Nur in C findet sich eine weitere Strophe, die nicht recht zum sonstigen Inhalt zu passen scheint: Hier beklagt das Ich seinen vergeblichen Dienst für die Geliebte, was sich analog zum afrz. envoi als Umschwung vom Allgemeinen hin zum Persönlichen verstehen lässt. Gemeinsamkeiten bestehen zu C Wa 416.

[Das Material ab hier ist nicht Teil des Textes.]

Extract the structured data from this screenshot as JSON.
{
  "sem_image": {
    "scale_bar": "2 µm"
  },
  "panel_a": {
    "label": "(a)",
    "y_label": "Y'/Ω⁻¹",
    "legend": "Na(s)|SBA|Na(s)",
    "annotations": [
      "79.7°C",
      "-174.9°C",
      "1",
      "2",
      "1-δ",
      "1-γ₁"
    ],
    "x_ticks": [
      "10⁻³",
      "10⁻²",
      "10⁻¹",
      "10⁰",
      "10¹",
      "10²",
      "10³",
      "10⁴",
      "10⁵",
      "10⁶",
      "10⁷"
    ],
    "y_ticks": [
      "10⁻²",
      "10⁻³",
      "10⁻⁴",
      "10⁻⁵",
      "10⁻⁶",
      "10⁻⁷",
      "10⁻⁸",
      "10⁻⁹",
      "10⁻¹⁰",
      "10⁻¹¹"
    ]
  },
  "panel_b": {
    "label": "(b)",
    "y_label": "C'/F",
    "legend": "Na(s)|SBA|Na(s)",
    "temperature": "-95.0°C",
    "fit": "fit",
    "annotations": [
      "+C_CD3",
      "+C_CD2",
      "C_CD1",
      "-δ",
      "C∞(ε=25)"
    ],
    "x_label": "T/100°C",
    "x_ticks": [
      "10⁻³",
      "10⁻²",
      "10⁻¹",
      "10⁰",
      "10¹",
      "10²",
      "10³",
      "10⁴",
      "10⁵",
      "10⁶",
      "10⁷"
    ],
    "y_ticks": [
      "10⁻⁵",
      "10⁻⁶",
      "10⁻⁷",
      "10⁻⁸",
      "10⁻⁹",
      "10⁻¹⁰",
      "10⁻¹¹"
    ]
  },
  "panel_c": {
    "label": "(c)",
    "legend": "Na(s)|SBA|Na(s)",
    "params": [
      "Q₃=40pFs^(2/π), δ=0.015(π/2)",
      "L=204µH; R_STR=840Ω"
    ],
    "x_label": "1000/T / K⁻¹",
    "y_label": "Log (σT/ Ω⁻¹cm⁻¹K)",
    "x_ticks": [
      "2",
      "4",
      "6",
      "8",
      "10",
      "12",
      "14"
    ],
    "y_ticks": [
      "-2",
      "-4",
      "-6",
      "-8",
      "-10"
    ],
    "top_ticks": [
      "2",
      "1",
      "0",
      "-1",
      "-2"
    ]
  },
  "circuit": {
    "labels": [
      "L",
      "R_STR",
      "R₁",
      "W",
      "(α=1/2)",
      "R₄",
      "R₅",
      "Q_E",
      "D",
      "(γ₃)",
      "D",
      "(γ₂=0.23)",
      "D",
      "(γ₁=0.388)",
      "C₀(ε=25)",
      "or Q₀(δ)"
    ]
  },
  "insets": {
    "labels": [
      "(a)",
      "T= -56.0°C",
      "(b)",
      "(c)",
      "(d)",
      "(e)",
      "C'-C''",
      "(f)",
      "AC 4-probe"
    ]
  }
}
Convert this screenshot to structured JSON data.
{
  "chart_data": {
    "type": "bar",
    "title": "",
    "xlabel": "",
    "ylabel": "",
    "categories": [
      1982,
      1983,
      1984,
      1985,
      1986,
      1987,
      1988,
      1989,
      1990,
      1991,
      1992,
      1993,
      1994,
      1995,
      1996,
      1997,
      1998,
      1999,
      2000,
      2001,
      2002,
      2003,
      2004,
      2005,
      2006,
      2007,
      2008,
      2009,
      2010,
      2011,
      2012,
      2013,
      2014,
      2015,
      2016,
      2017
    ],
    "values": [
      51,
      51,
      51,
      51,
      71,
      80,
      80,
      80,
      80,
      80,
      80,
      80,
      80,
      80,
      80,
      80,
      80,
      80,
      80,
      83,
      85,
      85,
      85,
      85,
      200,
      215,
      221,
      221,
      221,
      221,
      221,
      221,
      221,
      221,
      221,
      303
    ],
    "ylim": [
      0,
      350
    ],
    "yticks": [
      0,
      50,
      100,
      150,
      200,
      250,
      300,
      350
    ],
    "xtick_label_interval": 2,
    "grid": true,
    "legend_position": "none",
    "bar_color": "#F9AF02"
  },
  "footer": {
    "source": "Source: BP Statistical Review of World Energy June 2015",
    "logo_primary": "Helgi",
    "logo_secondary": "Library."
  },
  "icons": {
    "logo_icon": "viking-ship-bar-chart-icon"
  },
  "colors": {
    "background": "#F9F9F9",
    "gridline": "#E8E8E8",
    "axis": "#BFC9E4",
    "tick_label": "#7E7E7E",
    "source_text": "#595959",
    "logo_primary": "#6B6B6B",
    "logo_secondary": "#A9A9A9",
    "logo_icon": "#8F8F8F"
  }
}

Intertext: Das Lied weist Bezüge zu Liedern Reinmars (etwa zu C Reinm 56) und Heinrichs von Morungen (vgl. Smits) auf, ist aber wohl vor allem gegen provenzalische Spottstrophen (etwa solche eines Peire Vidal) gewendet, die sich über die deutsche Sprache lustig machten. Entsprechend ist in dem Lied weniger ein Ausdruck von nationalem Bewusstsein zu sehen als eine literarische Replik. Das Grundthema ist der höfische Herren- und Frauenpreis mit der Bitte um die ehrenvolle Zugehörigkeit zur Hofgesellschaft und nicht die Proklamation eines deutschen Nationalgefühls. Das hat insbesondere die ältere Forschung aber nicht daran gehindert, das Lied stark zu ideologisieren und sogar als eine Art Reichsproklamation zu lesen.